Wednesday, March 14, 2012

From Rice U/MD Anderson: Melanoma patients and quality of life

http://www.ncbi.nlm.nih.gov/pubmed/22395418


Melanoma Res. 2012 Apr;22(2):158-63.

Reducing patient burden to the FACT-Melanoma quality-of-life questionnaire.

Source

aJones Graduate School of Business, Rice University Departments of bBehavioral Science cSurgical Oncology dBiostatistics, University of Texas MD Anderson Cancer Center, Houston, Texas, USA.

Abstract

Respondent burden has been defined as the cumulative demand placed on study participants related to the use of questionnaires or measurement instruments. The aim of this study was to reduce respondent burden associated with the Functional Assessment of Cancer Therapy-Melanoma (FACT-M), a melanoma-specific quality-of-life questionnaire, through item reduction using multiple psychometric approaches. Data for this study were pooled from three institutional review board-approved protocols. Poorly performing items were identified through distributional and correlation analyses, confirmatory factor analysis, reliability estimation, and Rasch-based approaches in a developmental dataset, and the reduced scale was assessed in a separate testing cohort. Validity, reliability, goodness of fit, and Rasch-based testing were carried out for both the full and the reduced scales. The clinical characteristics of the development (n=198) and testing (n=204) cohorts were similar.
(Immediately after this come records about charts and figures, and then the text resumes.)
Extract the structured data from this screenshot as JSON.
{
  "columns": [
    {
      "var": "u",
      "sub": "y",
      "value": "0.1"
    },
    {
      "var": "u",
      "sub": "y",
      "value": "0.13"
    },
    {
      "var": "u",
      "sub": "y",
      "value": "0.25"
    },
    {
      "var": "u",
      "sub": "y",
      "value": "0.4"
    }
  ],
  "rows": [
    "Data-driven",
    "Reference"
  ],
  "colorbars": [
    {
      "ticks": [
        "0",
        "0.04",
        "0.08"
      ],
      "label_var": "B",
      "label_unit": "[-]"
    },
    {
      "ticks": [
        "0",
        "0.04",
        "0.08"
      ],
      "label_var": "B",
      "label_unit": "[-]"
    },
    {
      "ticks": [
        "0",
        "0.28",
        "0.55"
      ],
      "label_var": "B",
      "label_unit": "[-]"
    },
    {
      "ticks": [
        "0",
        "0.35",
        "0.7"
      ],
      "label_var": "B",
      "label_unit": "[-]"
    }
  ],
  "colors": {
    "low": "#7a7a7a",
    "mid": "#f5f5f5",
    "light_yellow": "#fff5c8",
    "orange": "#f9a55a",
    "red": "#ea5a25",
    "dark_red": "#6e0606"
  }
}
Three items identified through classical psychometric approaches and three items identified by Rasch-based analyses were excluded from the FACT-M subscale. Two additional items were identified for potential reduction but were ultimately maintained due to the adverse consequences to the psychometric integrity of the reduced instrument. The reduced FACT-M module contains 18 items. In addition to psychometric assessment, expert consultation was essential when examining areas of content redundancy and was critical when considering specific items for removal. This methodological approach reduced respondent burden by 25% while maintaining the psychometric integrity of the FACT-M.